I'm sure you can find something just as good as Goat Chow for a bit less. Or you could buy that and mix it with some lower quality feed like just regular ol' sweet feed. Though the regular stuff isn't always that great for the animal. Or just any goat specific grain will usually work. Just cause that's what they're used to doesn't mean you have to use that too.


----------



## freedomstarfarm (Mar 25, 2011)

Just be sure if you choose a different feed to transition to it gradualy. Mix the new feed with the old feed in increasing amounts.


----------



## Skyz84 (Jul 25, 2011)

Our Tractor Supply carries both Purina Goat Chow & Dumar Goat sweet feed.

Purine Goat Chow runs $17.99
Dumar Goat runs $14.99.

They are both simliar sweet feeds but most of my goats hate the Dumar. I've bought several bags and they just turn there nose up. I end up mixing it with Purinia Goat Chow and having to buy 2 different bags of chow. Now I just feed Purina Goat Chow. Goats really like it and do well on it. I do mix in Alfalfa pellets so it goes farther. Plus I think it's good the mikers get the alfalfa. 

If your not milking them, maybe try Noble Goat? It's much cheaper. It's like $13.99 a bag.


----------



## Jessica84 (Oct 27, 2011)

What are you doing with the goats??? Mine just raise kids and eat all the things I dont want around here so they get some wet cob (sweet feed with some corn, oats, and cant remember what else lol). My first batch of kids were getting the wet cob mixed with the chow and I do have to say that it was worth it. This year I did the wet cob mixed with noble but they were pushing the pellets out for the cob, so I think once I go threw this noble Im going to go back to the chow but only 1/3 of they get to be the chow. But I think it all depends on what you want to do with the goats, pets? show? breeding?
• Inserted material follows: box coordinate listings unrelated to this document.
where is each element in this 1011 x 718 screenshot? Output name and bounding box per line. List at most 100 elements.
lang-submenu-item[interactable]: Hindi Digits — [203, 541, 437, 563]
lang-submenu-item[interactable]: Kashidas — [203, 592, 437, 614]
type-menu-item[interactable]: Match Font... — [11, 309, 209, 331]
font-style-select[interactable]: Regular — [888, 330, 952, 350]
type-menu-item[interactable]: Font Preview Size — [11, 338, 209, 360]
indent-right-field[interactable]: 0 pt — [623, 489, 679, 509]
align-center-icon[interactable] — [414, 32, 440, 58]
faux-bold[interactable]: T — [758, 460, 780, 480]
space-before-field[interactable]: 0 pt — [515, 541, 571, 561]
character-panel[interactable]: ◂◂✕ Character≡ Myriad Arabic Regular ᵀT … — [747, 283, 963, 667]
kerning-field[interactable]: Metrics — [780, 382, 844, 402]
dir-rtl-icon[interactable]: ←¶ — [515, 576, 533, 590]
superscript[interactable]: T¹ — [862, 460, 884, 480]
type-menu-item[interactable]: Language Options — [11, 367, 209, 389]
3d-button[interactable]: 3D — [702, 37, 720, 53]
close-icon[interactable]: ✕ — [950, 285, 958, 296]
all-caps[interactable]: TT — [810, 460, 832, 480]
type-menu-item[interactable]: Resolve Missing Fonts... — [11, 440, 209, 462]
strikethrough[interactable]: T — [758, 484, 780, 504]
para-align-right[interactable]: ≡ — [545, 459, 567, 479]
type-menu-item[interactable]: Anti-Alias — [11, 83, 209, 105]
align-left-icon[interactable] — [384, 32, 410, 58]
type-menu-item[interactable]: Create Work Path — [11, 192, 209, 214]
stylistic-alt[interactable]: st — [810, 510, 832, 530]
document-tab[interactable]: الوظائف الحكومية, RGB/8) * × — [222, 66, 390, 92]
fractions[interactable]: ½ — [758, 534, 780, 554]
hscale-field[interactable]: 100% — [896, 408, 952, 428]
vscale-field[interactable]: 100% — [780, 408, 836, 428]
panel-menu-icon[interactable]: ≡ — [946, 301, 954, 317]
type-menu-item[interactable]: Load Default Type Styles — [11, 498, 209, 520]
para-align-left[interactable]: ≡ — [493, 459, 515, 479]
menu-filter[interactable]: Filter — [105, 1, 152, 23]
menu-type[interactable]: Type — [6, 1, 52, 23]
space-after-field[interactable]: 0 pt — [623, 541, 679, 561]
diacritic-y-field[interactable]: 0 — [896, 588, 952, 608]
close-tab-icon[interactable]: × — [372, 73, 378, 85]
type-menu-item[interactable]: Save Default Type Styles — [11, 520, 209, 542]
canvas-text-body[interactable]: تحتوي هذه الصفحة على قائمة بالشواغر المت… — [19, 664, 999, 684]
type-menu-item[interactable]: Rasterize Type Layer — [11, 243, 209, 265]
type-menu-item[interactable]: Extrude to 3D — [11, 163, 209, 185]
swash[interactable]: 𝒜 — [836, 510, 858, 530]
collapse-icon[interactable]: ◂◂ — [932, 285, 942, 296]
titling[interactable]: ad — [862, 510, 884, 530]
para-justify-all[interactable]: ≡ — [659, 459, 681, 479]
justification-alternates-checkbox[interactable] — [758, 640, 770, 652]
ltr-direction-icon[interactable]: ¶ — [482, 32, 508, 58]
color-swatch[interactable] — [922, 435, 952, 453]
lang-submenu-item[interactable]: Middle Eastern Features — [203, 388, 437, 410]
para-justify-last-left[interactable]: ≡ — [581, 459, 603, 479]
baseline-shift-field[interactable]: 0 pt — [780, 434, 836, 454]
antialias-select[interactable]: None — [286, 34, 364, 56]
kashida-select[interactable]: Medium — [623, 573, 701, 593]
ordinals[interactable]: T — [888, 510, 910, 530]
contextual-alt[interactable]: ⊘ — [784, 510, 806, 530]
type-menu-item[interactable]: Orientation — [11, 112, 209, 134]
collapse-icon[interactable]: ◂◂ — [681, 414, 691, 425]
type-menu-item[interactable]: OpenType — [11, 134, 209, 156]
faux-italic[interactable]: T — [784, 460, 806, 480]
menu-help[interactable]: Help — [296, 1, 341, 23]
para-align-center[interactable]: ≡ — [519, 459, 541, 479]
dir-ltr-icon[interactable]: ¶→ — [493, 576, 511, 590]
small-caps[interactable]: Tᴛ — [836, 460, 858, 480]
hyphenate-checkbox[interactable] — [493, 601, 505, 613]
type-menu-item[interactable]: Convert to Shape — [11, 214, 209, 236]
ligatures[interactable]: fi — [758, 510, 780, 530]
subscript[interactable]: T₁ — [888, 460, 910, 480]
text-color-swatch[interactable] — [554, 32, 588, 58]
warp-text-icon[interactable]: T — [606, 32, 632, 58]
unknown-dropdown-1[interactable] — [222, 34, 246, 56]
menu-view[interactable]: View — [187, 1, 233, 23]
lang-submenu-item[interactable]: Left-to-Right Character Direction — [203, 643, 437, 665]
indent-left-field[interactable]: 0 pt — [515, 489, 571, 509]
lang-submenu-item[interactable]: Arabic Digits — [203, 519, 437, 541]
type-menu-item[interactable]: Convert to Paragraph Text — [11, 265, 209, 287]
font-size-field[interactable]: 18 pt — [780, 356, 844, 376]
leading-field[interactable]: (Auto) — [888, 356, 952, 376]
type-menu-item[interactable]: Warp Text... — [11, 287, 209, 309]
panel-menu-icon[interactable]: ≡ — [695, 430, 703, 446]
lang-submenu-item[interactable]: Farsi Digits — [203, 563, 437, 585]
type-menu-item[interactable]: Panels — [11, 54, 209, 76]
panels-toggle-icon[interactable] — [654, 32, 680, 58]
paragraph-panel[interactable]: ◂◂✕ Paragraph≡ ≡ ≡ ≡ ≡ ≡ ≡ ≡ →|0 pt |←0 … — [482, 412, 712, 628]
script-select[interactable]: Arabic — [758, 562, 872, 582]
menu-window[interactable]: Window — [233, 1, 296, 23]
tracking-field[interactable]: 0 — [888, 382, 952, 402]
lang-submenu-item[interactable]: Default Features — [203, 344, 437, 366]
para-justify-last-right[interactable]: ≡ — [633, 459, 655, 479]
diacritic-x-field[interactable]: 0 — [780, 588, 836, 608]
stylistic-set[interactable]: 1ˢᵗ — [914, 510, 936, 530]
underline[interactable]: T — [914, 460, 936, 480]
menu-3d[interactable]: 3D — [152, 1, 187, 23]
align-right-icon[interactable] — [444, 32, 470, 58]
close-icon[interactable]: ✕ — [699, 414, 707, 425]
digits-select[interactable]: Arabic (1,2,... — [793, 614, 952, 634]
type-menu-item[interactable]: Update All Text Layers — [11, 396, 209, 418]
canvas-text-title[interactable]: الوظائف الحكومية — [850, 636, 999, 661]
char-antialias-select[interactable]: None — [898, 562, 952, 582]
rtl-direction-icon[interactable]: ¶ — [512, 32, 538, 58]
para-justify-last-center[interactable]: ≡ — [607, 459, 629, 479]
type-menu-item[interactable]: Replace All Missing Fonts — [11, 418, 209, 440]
For me, Ill admit it, its money, what ever is fed they have to make me money in the long run so there is no chance I could feed the chow to all of them.


----------



## J.O.Y. Farm (Jan 10, 2012)

Not sure where you are but I use Blue Seal feeds, my girls do really well on it...


----------



## Stacykins (Mar 27, 2012)

Skyz84 said:


> Our Tractor Supply carries both Purina Goat Chow & Dumar Goat sweet feed.
> 
> Purine Goat Chow runs $17.99
> Dumar Goat runs $14.99.
> ...


I tried mine on the Dumor too and they wouldn't even take a nibble. They'd eat the Purina Goat Chow it was mixed with and leave all the Dumor. I even tried making them eat just the Dumor when they did that enough times, no Purina. All went untouched. I ended up feeding it to the chickens gradually so it didn't go to waste, they'll eat anything.


----------



## liz (Oct 5, 2007)

My TSC carries Blue Seal...I use the 18% Caprine Challenger and everyone here has done very well on it...It is a textured sweet feed and I like it better than the Dumor sweet, theres more pellets with the Blue Seal and minimal crimped corn with crimped oats...the Dumor has a good amount of corn and seems dry to me


----------



## Steph (May 7, 2009)

There are lots of different choices when it comes to grain for goats. We have tried several that have all worked well. Biggest thing is try to get one that is specific to goats only. The sheep and goat feed does not have adequate copper. Make any feed changes slow like Logan said. Keeping feed goat specific will save you a lot of trouble in the long run. 

We currently are using a mixture of Blue Seal Dairy Goat Pellet and Caprine Challenger with BOSS added. When we grow them we add oats. This year we will be trying rye because that is what we grew. Sweet feed is generally a better choice otherwise they might not eat it. Goats are very picky.


----------



## J.O.Y. Farm (Jan 10, 2012)

That is cool your TSC has Blue Seal Liz! Ours doesn't.....


----------